North Korea fired a close-range ballistic missile and other weapons toward the sea on Tuesday, South Korea’s military said, in the isolated country’s first weapons launch event since April 19. The missile was launched from Jongju, a city near North Korea’s west coast, and flew about 80 kilometers, according to South Korea’s Joint Chiefs of Staff.
South Korea’s military said North Korea also launched other kinds of projectiles, though it did not elaborate. South Korean media reported that the additional weapons systems included multiple rocket launch systems and that the simultaneous firing of different types of weapons was likely meant to test whether they could evade South Korean and U.S. defenses.
The launch matters because it comes as North Korea keeps pressing ahead with weapons development while deepening ties with Russia and China. Kim Jong Un has focused on modernizing North Korea’s nuclear and missile arsenal since his nuclear diplomacy with U.S. President Donald Trump collapsed in 2019, and Pyongyang has since expanded cooperation with Moscow by sending troops and conventional arms to support Russia’s war against Ukraine while also working to cement ties with Beijing.

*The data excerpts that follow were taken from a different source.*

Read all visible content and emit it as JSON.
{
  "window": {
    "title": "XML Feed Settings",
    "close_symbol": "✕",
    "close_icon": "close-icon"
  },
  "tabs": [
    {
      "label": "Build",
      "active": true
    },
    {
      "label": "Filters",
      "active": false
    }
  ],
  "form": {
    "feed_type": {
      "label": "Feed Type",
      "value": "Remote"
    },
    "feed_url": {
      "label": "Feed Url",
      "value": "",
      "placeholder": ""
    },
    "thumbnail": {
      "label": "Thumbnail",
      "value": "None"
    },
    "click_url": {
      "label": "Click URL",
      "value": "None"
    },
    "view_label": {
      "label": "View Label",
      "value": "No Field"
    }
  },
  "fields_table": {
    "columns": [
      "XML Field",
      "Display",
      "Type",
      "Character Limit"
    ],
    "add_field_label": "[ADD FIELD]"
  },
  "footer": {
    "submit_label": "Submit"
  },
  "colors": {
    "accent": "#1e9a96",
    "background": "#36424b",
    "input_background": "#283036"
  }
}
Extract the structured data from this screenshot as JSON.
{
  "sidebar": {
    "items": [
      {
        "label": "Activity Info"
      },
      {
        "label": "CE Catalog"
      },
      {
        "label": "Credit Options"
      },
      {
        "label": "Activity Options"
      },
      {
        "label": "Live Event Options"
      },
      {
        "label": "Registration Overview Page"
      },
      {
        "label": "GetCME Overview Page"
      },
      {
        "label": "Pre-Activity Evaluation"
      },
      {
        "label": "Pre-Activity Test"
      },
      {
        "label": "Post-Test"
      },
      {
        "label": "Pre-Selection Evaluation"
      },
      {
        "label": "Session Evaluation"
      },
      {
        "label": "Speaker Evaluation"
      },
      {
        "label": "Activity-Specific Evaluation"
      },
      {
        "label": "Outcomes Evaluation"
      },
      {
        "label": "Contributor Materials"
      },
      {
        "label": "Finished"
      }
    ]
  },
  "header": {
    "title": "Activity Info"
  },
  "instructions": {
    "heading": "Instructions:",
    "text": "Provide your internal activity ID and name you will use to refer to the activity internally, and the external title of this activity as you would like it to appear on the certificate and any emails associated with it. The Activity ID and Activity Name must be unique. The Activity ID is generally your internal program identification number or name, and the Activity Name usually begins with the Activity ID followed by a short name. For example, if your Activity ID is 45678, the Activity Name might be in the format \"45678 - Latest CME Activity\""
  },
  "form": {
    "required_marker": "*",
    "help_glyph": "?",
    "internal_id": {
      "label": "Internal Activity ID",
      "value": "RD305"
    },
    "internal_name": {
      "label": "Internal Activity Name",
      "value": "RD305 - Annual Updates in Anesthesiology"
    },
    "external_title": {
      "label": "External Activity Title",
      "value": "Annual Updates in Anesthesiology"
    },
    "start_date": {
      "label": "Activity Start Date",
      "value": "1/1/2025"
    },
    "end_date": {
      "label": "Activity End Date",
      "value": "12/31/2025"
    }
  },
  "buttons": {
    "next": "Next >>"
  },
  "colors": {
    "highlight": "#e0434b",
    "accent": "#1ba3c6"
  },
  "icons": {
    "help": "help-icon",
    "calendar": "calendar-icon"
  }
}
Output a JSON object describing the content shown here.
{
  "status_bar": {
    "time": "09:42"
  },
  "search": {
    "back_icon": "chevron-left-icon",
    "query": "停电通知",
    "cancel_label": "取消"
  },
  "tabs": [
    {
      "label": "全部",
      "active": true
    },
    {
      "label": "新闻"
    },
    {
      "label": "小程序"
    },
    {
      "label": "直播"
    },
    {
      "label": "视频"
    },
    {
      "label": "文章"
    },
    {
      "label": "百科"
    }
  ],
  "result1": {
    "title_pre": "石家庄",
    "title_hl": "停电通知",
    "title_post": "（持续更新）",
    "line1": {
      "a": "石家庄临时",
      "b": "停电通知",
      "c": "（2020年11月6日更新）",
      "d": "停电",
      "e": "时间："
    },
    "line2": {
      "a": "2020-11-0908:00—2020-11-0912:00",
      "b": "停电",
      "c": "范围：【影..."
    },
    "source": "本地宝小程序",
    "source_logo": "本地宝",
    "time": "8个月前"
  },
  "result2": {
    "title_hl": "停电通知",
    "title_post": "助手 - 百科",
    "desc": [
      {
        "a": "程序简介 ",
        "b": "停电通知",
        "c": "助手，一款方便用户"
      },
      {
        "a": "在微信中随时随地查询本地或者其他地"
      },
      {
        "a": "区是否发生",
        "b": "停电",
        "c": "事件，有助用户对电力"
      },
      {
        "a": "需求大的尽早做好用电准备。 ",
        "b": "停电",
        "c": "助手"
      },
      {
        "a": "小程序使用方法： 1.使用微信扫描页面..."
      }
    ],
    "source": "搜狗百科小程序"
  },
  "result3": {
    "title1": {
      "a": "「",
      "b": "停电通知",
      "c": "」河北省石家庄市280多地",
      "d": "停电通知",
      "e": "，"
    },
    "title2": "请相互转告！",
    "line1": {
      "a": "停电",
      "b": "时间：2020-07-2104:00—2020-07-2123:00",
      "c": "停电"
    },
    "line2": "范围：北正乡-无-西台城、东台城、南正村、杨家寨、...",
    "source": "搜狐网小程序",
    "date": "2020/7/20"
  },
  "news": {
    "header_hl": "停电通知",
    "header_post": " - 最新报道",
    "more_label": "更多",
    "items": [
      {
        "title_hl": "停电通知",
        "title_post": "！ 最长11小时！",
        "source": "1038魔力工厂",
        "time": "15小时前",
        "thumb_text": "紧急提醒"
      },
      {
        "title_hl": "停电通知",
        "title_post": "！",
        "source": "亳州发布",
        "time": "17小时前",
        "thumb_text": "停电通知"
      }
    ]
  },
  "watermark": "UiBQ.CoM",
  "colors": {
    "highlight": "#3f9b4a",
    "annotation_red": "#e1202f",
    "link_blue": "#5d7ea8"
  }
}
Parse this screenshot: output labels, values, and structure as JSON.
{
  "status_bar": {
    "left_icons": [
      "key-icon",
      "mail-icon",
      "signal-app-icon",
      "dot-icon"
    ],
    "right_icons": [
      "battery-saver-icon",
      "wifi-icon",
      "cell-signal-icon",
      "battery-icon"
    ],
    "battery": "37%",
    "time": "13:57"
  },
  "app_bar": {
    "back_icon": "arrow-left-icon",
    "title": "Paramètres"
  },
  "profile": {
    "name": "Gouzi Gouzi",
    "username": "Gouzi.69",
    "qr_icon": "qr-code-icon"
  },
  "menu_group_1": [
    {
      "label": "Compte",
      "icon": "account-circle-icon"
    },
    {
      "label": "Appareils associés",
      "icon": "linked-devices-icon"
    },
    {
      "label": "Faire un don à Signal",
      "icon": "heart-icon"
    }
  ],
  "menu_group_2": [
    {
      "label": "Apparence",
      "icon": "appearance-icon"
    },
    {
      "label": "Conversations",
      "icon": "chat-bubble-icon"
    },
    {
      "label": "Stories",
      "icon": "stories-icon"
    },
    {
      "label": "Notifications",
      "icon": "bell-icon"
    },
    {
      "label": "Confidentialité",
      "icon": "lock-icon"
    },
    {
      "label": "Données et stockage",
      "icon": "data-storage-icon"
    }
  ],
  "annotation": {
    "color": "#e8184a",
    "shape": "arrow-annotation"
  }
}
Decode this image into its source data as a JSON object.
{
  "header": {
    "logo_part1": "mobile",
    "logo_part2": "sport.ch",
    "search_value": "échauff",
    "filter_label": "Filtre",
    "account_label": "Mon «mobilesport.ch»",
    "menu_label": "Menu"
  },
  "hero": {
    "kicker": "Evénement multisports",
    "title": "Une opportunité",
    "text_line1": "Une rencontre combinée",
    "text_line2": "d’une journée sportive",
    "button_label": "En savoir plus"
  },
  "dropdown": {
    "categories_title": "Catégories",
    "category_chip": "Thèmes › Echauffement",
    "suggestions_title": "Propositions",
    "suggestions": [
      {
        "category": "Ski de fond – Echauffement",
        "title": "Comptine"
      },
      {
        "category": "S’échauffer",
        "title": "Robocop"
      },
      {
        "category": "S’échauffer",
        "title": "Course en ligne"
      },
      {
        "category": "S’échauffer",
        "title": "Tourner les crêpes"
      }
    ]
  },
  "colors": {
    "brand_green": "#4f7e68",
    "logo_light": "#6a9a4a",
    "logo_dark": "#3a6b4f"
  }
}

Last week in Beijing, Vladimir Putin and Xi Jinping voiced opposition to what Putin described as “foreign policy isolation, economic sanctions, military pressure and other methods of creating threats to the security” of North Korea. Russia and China have repeatedly frustrated efforts to tighten international sanctions on North Korea despite its banned weapons tests, giving Pyongyang room to keep testing systems that South Korea says it is ready to repel.
The timing of the launch suggests North Korea is still looking for gaps in regional defenses while counting on diplomatic cover from its partners. With sanctions still in place and Pyongyang showing no sign of easing its weapons drive, the next question is not whether it will test again, but how far it will push the mix of missiles and other systems that it is trying to perfect.